I just watched the Thursday Colbert Report and find myself thinking that Stephen Colbert is completely missing the point.

With regard to the Amazon/Hachette dispute he references a first time author and how the lack of anyone being able to pre-order her book on Amazon is the kiss of death for a new title.

Well, yes, if you go through traditional publishing. Sadly, that publishing approach has failed to keep up with the times.

Case in point: I just published my first novel length story on Amazon. Dark Streets will be available tomorrow, once it completes the Amazon review process.

Unlike authors published through Hachette, or in fact any other traditional publisher, 70% of any sales are mine (as opposed to 10-15% through traditional publishing), I retain the rights in perpetuity as well as total creative control, I publish whenever I’m ready, and my story is available for as long as I want to make it so.

What Hachette and other publishers aren’t saying is that they missed the boat and let someone else control not only the means of distribution for books, but also provide a direct line from the writer to the reader.

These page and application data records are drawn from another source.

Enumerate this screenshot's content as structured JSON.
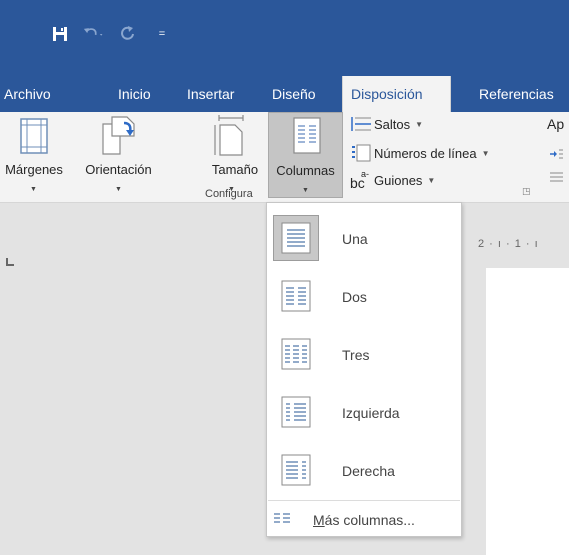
{
  "quick_access": {
    "icons": [
      "save-icon",
      "undo-icon",
      "redo-icon",
      "customize-icon"
    ],
    "customize_glyph": "="
  },
  "tabs": [
    "Archivo",
    "Inicio",
    "Insertar",
    "Diseño",
    "Disposición",
    "Referencias"
  ],
  "active_tab": "Disposición",
  "ribbon": {
    "margins": "Márgenes",
    "orientation": "Orientación",
    "size": "Tamaño",
    "columns": "Columnas",
    "breaks": "Saltos",
    "line_numbers": "Números de línea",
    "hyphenation": "Guiones",
    "hyphenation_icon_text": "bc",
    "hyphenation_icon_sup": "a-",
    "cut_next_label": "Ap",
    "group_label": "Configura"
  },
  "ruler": {
    "marks": "2 · ı · 1 · ı"
  },
  "columns_menu": {
    "options": [
      "Una",
      "Dos",
      "Tres",
      "Izquierda",
      "Derecha"
    ],
    "selected": "Una",
    "more": "Más columnas..."
  },
  "colors": {
    "brand": "#2b579a",
    "ribbon_bg": "#f3f3f3",
    "doc_bg": "#e3e3e3"
  }
}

How many of us remember the name of the publisher of the last book we read? If you’d asked me in the 70’s I’d have said Penguin, or New English Library. Back then those were the only publishers who made available the books I wanted to read. Now, I don’t have a bloody clue. Most of what I read comes to me not from a traditional publisher, but the actual writer. That’s a pretty tough value stream to replace*.

Publishing is changing *very* fast and we’re going to hear a lot of sturm und drang from traditional publishers. After that, unless they change, we’re going to hear nothing.

 

* I do have some thoughts on this – my day job is helping companies with process improvement and identifying value streams – and I’ll post those on another day.